Here is what you should pay attention to:
- eBPF agent's cache eviction interval (`spec.agent.ebpf.cacheActiveTimeout`) controls how often flows are reported by the agents. The higher it is, the more aggregated the flows are, which results in less traffic sent by the agents themselves, and also ties with less CPU load. But on the flip side, it leads to a slightly higher memory consumption in the agent, and generates more latency in the flow collection. It must be configured in relation with the max flows parameters (`spec.agent.ebpf.cacheMaxFlows`), which defines the size of the eBPF data structures, to make sure there is always enough room for new flows. There is [a blog entry](https://netobserv.io/posts/performance-fine-tuning-a-deep-dive-in-ebpf-agent-metrics/) dedicated to this tuning.
- It is possible to reduce the overall observed traffic by restricting or excluding interfaces via `spec.agent.ebpf.interfaces` and `spec.agent.ebpf.excludeInterfaces`. Note that the interface names may vary according to the CNI used.
- You can also add [eBPF filters](https://netobserv.io/posts/enhancing-netobserv-by-introducing-multi-rules-flow-filtering-capability-in-ebpf/) and [flowlogs-pipeline filters](https://github.com/netobserv/flowlogs-pipeline/blob/main/docs/filtering.md) to further narrow down what's being collected, if you find that you don't need every kind of flows. The former has the greatest impact on the performance of each component, while the latter mainly improves the storage/Loki end of the pipeline.
- Resource requirements and limits (`spec.agent.ebpf.resources`, `spec.agent.processor.resources`): adapt the resource requirements and limits to the load and memory usage you expect on your cluster. The default limits (800MB) should be sufficient for most medium sized clusters. You can read more about reqs and limits [here](https://kubernetes.io/docs/concepts/configuration/manage-resources-containers/).
- Each component offers more advanced settings via `spec.agent.ebpf.advanced`, `spec.processor.advanced`, `spec.loki.advanced` and `spec.consolePlugin.advanced`. The agent has [environment variables](https://github.com/netobserv/netobserv-ebpf-agent/blob/main/docs/config.md) that you can set through `spec.agent.ebpf.advanced.env`.
#### Loki
The `FlowCollector` resource includes configuration of the Loki client, which is used by the processor (`flowlogs-pipeline`) to connect and send data to Loki for storage. They impact two things: batches and retries.
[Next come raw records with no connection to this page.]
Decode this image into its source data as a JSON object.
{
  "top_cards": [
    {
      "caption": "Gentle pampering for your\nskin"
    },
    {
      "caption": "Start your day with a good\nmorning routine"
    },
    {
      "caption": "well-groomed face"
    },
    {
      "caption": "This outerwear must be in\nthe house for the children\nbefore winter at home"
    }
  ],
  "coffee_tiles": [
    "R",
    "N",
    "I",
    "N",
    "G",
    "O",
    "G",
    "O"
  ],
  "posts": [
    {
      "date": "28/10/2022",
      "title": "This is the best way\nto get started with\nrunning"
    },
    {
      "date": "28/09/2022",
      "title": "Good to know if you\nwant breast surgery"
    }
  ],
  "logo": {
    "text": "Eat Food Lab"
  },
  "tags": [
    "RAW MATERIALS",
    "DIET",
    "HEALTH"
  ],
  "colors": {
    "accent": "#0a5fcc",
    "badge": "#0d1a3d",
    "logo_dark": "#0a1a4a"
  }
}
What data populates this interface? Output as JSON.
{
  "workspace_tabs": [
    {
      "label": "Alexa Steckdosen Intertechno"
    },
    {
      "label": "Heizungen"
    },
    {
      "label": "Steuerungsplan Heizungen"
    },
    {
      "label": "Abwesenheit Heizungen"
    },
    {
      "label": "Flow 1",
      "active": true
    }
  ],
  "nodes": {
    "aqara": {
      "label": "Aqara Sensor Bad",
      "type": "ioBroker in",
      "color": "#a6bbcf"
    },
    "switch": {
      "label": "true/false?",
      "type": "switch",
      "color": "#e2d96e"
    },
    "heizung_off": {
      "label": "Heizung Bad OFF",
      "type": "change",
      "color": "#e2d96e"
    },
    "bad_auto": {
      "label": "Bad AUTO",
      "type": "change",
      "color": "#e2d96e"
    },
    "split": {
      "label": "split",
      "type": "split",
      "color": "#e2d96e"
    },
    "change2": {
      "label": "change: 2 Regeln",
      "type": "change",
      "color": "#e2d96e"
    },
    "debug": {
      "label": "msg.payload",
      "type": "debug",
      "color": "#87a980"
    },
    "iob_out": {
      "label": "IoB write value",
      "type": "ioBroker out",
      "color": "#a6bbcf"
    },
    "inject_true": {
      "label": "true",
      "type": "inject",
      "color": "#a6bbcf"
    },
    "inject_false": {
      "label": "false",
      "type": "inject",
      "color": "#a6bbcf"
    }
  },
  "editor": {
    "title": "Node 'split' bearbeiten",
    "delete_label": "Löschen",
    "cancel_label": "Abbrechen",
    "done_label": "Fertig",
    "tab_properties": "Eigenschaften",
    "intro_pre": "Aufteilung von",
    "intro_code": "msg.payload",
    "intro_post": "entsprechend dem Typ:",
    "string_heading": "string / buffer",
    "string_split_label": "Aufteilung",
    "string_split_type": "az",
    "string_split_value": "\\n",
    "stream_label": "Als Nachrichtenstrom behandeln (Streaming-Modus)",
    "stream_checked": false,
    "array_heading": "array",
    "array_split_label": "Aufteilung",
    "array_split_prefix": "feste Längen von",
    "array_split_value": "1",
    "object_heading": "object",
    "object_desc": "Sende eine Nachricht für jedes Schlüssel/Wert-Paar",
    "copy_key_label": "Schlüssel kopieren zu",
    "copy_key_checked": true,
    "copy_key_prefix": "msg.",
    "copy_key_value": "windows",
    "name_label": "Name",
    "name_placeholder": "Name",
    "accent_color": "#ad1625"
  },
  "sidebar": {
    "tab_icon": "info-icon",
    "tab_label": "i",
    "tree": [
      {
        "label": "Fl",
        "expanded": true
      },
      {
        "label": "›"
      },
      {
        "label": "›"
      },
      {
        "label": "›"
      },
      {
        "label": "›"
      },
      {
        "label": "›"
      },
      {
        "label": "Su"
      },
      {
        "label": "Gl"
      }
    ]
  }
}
- `spec.loki.writeBatchWait` and `spec.loki.writeBatchSize` control the batching mechanism, ie. how often data is flushed out to Loki. Like in the eBPF agent batching, higher values will generate fewer traffic and consume less CPU, however it will increase a bit the memory consumption of `flowlogs-pipeline`, and may increase a bit collection latency.
- `spec.loki.advanced.writeMinBackoff`, `spec.loki.writeMaxBackoff` and `spec.loki.writeMaxRetries` control the retry mechanism. Retries may happen when Loki is unreachable or when it returns errors. Often, it is due to the rate limits configured on Loki server. When such situation occurs, it might not always be the best solution to increase rate limits (on server configuration side) or to increase retries. Increasing rate limits will put more pressure on Loki, so expect more memory and CPU usage, and also more traffic. Increasing retries will put more pressure on `flowlogs-pipeline`, as it will retain data for longer and accumulate more flows to send. When all the retry attempts fail, flows are simply dropped. Flow drops are counted in the metric `netobserv_loki_dropped_entries_total`.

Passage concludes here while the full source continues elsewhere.